Under President Joe Biden, Democratic policy ideas have gotten so radical that even so-called "compromise" proposals are toxic. Biden's climate plan is nearly identical to the Green New Deal, Fairness for All is almost the same as the Equality Act, etc., and now there's a new "compromise" proposal on election law from Senators Joe Manchin (D-W. Va.) and Lisa Murkowski (R-Alaska) that would be more of the same. They've "tried to shift away from the comprehensive overreach" of the first election overhaul, H.R. 1, FRC's Ken Blackwell said, but the truth is, it's just as lethal.

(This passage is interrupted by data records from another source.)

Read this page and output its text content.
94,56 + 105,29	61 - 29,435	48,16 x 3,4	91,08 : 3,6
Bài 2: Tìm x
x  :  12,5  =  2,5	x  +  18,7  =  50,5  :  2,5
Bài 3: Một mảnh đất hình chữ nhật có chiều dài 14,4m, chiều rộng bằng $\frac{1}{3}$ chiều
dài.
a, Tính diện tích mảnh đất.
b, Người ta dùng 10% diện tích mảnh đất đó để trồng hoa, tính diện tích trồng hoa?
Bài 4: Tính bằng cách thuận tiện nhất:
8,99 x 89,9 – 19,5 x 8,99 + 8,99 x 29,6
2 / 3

The Democrats' original proposal to unwind election security measures and federalize election law (H.R.1/S.1) ground to a halt in the Senate after a tied committee vote and Sen. Manchin's insistence on finding Republican support for any election law. The Democrats cleverly branded the massive bill the "For the People Act," although a more accurate title would have been the "Corrupt Politicians Act" for the way it would strip power from the people and make cheating easier.
Meanwhile, the Manchin-Murkowski measure, which has yet to win the support of Majority Leader Chuck Schumer (D-N.Y.), "would put a chokehold" on states shoring up their election systems, said Blackwell. Manchin has proposed that the U.S. attorney general would have "preclearance" power over "any changes to election processes and policies at the state level." The 2020 election exposed failures in states across the country, and legislatures in 47 states are considering various election reform measures. Under Manchin's voting rights bill, every state would have to get permission from the U.S Attorney General before implementing any of those changes. It's hard to imagine the constitutional anarchy that would ensue if one unelected bureaucrat held veto power over states' ability to conduct their own elections, as the Constitution provides.

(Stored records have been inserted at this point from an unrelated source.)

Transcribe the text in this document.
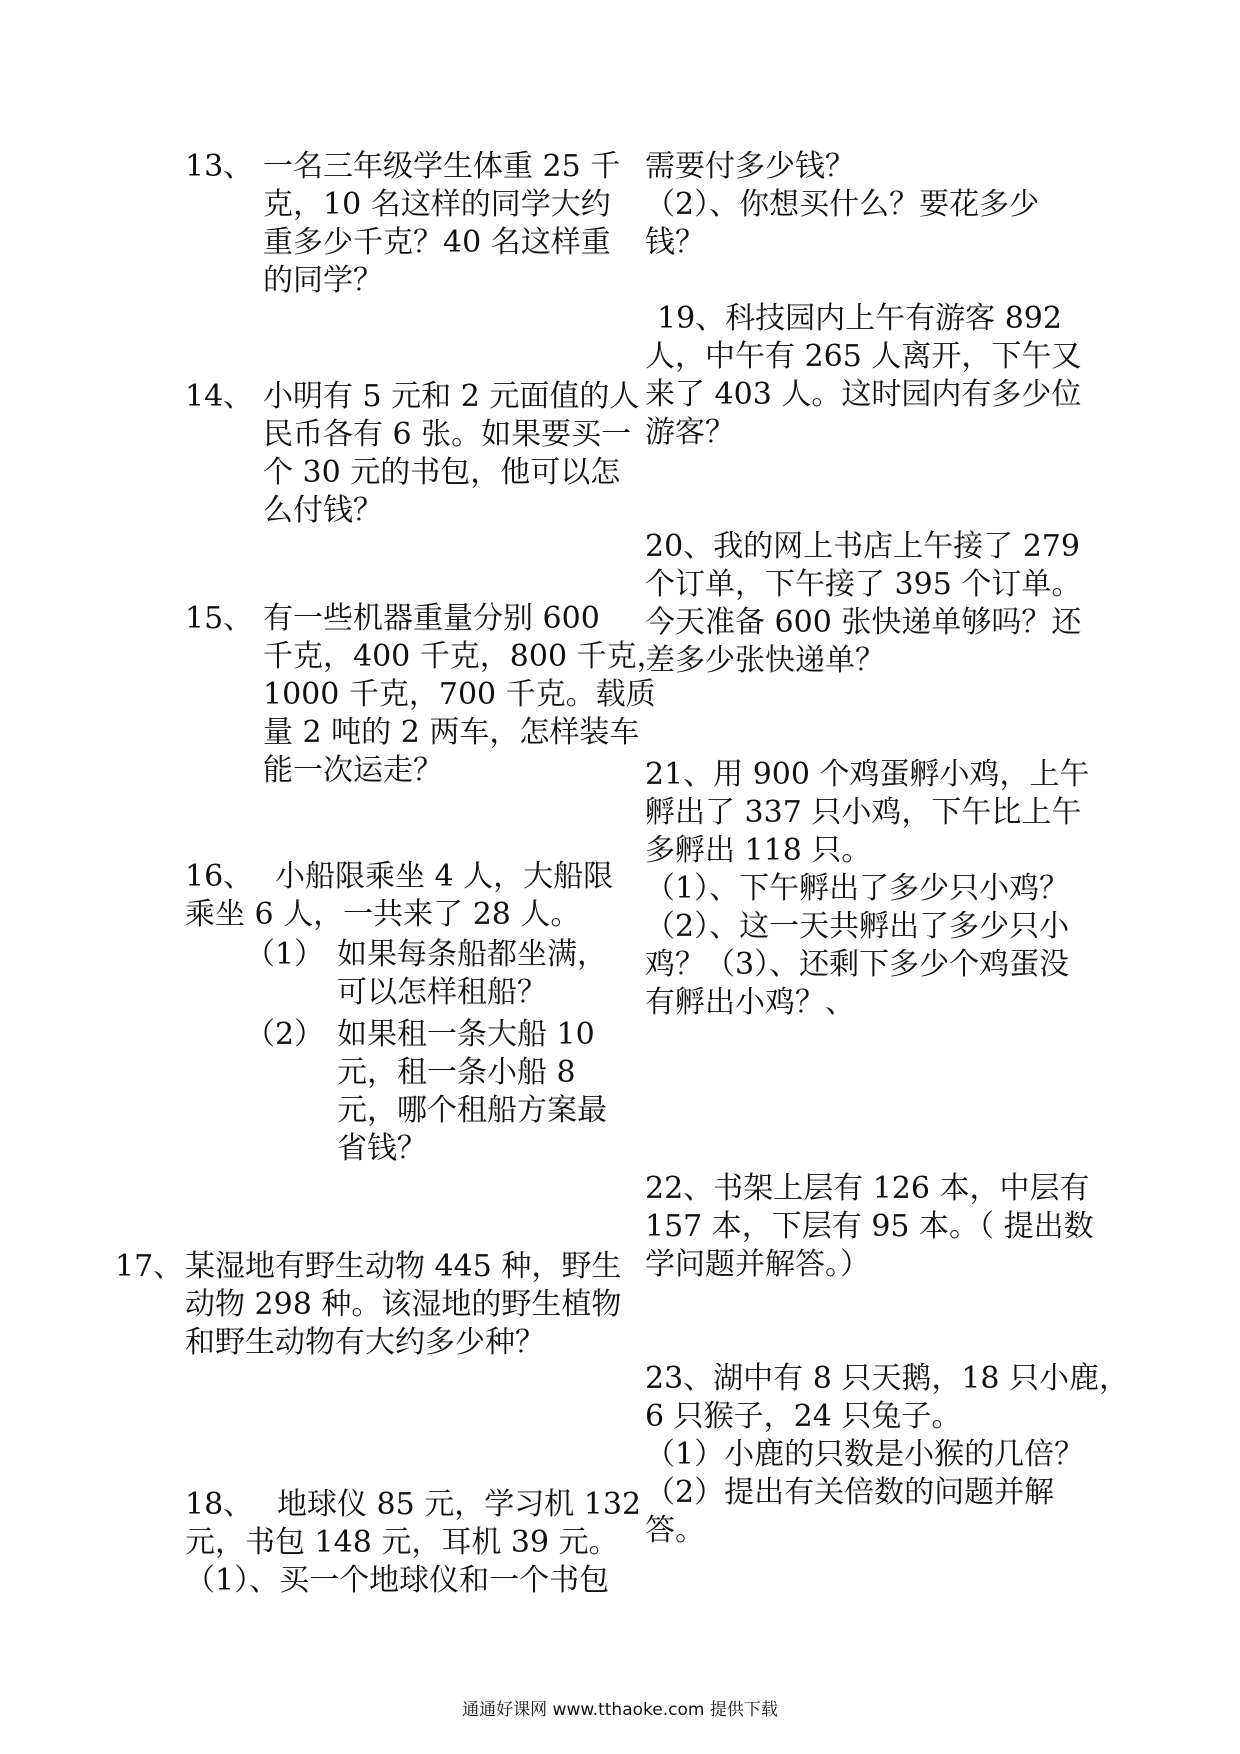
13、 一名三年级学生体重 25 千
克，10 名这样的同学大约
重多少千克？40 名这样重
的同学？
14、 小明有 5 元和 2 元面值的人
民币各有 6 张。如果要买一
个 30 元的书包，他可以怎
么付钱？
15、 有一些机器重量分别 600
千克，400 千克，800 千克，
1000 千克，700 千克。载质
量 2 吨的 2 两车，怎样装车
能一次运走？
16、 小船限乘坐 4 人，大船限
乘坐 6 人，一共来了 28 人。
（1） 如果每条船都坐满，
可以怎样租船？
（2） 如果租一条大船 10
元，租一条小船 8
元，哪个租船方案最
省钱？
17、 某湿地有野生动物 445 种，野生
动物 298 种。该湿地的野生植物
和野生动物有大约多少种？
18、 地球仪 85 元，学习机 132
元，书包 148 元，耳机 39 元。
（1）、买一个地球仪和一个书包
需要付多少钱？
（2）、你想买什么？要花多少
钱？
19、科技园内上午有游客 892
人，中午有 265 人离开，下午又
来了 403 人。这时园内有多少位
游客？
20、我的网上书店上午接了 279
个订单，下午接了 395 个订单。
今天准备 600 张快递单够吗？还
差多少张快递单？
21、用 900 个鸡蛋孵小鸡，上午
孵出了 337 只小鸡，下午比上午
多孵出 118 只。
（1）、下午孵出了多少只小鸡？
（2）、这一天共孵出了多少只小
鸡？（3）、还剩下多少个鸡蛋没
有孵出小鸡？、
22、书架上层有 126 本，中层有
157 本，下层有 95 本。（ 提出数
学问题并解答。）
23、湖中有 8 只天鹅，18 只小鹿，
6 只猴子，24 只兔子。
（1）小鹿的只数是小猴的几倍？
（2）提出有关倍数的问题并解
答。
通通好课网 www.tthaoke.com 提供下载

The "preclearance" idea didn't come out of thin air. Under the Voting Rights Act passed in the 1960s, nine states with racially discriminatory voting practices had to pre-clear any election changes with the U.S. attorney general. But the preclearance condition only ever applied to states with a racially troubling track record. In 2013, the Supreme Court in Shelby County v. Holderstruck down the preclearance mandate as unconstitutional, saying that it was an "extraordinary departure from the traditional course of relations between the States and the Federal Government," which no longer reflected "current political conditions." In other words, there's no longer evidence of racially motivated voter suppression that would justify subjecting state election reforms to "preclearance" by the U.S. attorney general.

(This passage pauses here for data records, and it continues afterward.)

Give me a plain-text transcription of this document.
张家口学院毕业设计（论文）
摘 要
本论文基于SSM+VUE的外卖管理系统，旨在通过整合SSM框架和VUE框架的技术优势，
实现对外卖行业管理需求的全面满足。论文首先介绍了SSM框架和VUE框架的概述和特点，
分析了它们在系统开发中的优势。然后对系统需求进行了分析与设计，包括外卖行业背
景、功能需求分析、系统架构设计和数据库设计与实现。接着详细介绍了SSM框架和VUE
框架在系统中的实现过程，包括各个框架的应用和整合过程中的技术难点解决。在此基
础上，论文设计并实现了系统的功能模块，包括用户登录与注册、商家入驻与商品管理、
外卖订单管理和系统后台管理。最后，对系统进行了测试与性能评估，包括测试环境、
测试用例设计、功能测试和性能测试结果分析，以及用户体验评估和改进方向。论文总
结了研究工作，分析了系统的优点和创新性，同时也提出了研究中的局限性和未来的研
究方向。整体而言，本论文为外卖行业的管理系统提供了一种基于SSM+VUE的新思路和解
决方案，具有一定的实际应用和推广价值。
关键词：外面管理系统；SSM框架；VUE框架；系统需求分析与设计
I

Even this ostensibly bipartisan proposal, Blackwell argued on Thursday's "Washington Watch," "would undermine totally our federalism system, which puts emphasis on state and local control and in our elections. "The most basic level of oversight" should be "at the local level, not [with] some bureaucrats in Washington, D.C." He concluded that Democrats "are really bent on... creating a one party, national system that is... centrally controlled." That's a freedom-killing cocktail, if ever there was one.
The last time the Voting Rights Act was reauthorized, the Senate voted unanimously. Given the Democratic Party's lurch to the Left, it's difficult to find that kind of common ground on anything. Senator Joe Manchin should be congratulated for defending the filibuster, and for trying to find common ground on an issue so central to a free republic's civic life. But the best intentions cannot salvage bad policy. The latest iteration of the voting rights law has too much interference in election rulemaking by unelected bureaucrats. So it's hard to see how Republicans could ever accept it.